Mais ils avaient remporté une victoire. Sur la trentaine de nouveaux hollows qu'ils avaient affronté, ils en avaient tué près de la moitié, en comptant la splendide femme aux cheveux blonds qui était tombée de la falaise. Shunsui avait été impressionné par la rage de la femme, et désolé de devoir l'abattre. Par respect, il avait ramassé son arme. Il se demandait ce qu'elle était devenue au moment de l'explosion.

L'explosion... L'escouade shinigami avait été obligée de battre en retraite.
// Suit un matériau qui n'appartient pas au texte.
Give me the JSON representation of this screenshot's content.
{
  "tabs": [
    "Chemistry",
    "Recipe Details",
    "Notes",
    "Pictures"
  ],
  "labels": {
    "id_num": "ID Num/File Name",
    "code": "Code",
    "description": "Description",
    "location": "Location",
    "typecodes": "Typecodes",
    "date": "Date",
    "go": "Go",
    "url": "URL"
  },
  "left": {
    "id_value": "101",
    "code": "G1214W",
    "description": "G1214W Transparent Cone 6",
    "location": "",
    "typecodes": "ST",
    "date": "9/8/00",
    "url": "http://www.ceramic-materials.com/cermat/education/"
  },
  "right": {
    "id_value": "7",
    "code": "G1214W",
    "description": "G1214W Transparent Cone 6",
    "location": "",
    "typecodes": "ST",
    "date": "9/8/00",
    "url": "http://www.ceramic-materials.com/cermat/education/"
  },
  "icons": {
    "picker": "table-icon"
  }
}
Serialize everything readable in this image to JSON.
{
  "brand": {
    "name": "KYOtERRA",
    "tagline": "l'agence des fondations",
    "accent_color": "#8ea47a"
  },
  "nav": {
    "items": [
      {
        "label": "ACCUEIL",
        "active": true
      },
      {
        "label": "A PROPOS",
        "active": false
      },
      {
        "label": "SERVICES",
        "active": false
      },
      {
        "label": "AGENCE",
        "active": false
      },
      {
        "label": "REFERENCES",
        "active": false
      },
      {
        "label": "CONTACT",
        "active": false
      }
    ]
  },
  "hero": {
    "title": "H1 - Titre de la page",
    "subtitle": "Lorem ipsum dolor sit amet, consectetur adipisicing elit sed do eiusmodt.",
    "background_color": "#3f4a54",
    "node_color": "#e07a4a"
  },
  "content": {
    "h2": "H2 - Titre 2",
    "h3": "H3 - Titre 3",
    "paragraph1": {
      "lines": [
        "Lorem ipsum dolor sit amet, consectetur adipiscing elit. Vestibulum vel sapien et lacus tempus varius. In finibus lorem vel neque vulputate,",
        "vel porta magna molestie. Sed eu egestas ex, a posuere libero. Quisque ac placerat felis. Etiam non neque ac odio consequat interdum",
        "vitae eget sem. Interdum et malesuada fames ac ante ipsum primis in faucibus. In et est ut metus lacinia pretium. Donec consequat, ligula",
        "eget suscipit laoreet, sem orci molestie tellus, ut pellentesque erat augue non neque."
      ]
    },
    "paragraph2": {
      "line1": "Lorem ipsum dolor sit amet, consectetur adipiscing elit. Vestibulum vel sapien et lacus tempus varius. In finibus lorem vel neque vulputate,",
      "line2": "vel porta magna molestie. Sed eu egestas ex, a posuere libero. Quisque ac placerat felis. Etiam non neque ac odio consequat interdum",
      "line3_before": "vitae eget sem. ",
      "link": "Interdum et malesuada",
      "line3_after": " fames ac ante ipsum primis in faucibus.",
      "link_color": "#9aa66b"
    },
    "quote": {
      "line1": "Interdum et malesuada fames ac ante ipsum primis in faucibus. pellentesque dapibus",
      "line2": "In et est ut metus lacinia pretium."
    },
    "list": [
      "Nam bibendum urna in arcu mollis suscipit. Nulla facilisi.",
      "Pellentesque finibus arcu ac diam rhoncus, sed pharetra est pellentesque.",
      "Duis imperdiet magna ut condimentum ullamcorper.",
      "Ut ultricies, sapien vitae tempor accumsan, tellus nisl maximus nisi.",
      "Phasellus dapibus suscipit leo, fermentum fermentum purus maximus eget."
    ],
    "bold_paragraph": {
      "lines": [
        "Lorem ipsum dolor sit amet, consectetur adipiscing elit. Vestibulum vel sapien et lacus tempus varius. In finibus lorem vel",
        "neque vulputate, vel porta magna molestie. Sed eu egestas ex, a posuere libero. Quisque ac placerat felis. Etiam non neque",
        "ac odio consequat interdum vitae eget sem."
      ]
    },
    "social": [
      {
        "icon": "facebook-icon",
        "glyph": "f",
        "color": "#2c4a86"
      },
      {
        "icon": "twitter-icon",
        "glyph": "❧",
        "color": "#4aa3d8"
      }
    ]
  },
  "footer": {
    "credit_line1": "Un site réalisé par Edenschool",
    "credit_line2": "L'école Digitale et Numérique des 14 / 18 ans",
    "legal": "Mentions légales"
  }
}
Ils avaient perdu trop d'hommes pour tenir encore bien longtemps, et de toute façon, l'échance d'une heure de l'ouverture du portail approchait. Shunsui revoyait Retsu superviser l'évacuation des blessés, Aizen tomber, et le grand hollow brun se précipiter sur lui et Jyushiro. Ils l'avaient vaincu, avaient passé le portail avec lui, tandis qu'il comptait mentalement les minutes qu'il leur restait avant que le portail se détraque. Et tout avait explosé.

Jyushiro s'assit à côté de lui.

-Ça va ?

-A peu près. Ma tête sonne encore et mes côtes me font mal. Mais j'ai vu pire.

-Tu nous a quand même fait une sacré peur. Quand je t'ai vu voler au moment de l'explosion, j'ai vraiment cru que c'en était fini de toi.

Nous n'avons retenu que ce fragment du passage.